The Homesick Baby Blues
(Why am I naming days?)
07/26/15, Day 14,326 (Mercena Day 346): The Homesick Baby Blues
Today we cleaned up after the 2015 Flux Retreat and headed home. Clean-up day is always bitter-sweet because the Retreat is equal parts exhausting and exhilarating. I’m grateful to catch my breath and begin to process the whirlwind of activity, but miss the communal energy that is unlike any other week of the year.
Now imagine that experience if you were a baby! Mercena was such a trooper but as the week drew to a close, the newness and stimulation of the Retreat took their toll. First, naps became difficult, and then her night sleep regressed so badly that it took up to two hours of crying to fall asleep. We couldn’t tell if our various interventions helped calm her, or made things worse by making her think that if she kept crying, we’d come back. By the last few days, she had bags under her eyes and often seemed in a daze, and we didn’t look much better ourselves.

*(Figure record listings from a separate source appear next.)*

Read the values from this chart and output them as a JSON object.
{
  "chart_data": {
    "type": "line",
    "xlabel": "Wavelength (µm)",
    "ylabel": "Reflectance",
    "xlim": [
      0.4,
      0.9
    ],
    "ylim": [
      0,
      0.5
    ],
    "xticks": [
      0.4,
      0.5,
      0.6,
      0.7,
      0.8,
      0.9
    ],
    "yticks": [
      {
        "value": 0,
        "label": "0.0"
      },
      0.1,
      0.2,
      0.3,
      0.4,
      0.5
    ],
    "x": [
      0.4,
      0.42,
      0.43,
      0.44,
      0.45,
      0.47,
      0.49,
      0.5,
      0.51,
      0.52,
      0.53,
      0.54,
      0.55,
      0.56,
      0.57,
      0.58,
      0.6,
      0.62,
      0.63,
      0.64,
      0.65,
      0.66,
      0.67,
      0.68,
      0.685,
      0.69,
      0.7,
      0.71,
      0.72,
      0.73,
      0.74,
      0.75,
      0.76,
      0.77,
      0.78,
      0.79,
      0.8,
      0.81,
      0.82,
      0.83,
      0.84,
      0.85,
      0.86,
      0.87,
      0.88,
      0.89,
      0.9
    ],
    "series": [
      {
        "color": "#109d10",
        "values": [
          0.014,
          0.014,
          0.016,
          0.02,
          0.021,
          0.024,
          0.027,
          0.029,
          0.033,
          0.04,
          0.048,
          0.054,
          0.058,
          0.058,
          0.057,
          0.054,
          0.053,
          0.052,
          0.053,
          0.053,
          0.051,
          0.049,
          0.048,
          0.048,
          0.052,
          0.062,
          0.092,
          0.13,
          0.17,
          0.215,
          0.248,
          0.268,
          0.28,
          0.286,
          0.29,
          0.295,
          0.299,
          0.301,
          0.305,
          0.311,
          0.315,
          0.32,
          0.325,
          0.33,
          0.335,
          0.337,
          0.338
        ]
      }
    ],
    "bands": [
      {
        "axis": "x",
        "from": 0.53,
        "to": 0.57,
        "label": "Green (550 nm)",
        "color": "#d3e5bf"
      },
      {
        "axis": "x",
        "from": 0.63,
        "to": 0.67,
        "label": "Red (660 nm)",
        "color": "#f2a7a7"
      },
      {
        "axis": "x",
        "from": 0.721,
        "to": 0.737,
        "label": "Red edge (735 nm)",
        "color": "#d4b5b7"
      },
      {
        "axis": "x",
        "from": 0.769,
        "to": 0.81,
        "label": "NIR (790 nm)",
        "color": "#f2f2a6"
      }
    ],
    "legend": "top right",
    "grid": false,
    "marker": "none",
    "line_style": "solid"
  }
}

So imagine our relief yesterday when an overjoyed Mercena realized we were home. Her smile flashed back as she happily played, and then she went to sleep immediately for an 11+hour rest. After beating ourselves up over all the things we could’ve done differently, it seems all this homesick baby needed was to return to her room in Forest Hills.
We’re not sure what this means for future vacations—after all, she does need to learn to travel—but last night, we just took a big sigh of relief…until our Jenn-Air refrigerator started over-heating and we spent much of the rest of the night (with Sandra Mommom’s help) trouble-shooting our troubled appliance. No rest for the weary…
I’ve been blogging about the Retreat itself over here, but the only thing to add is the next few weeks are looking unexpectedly busy with Retreat follow-up and writing opportunities. Hopefully, I’ll continue to write here to center my frenetic schedule and hold myself accountable to the progress I hope to make.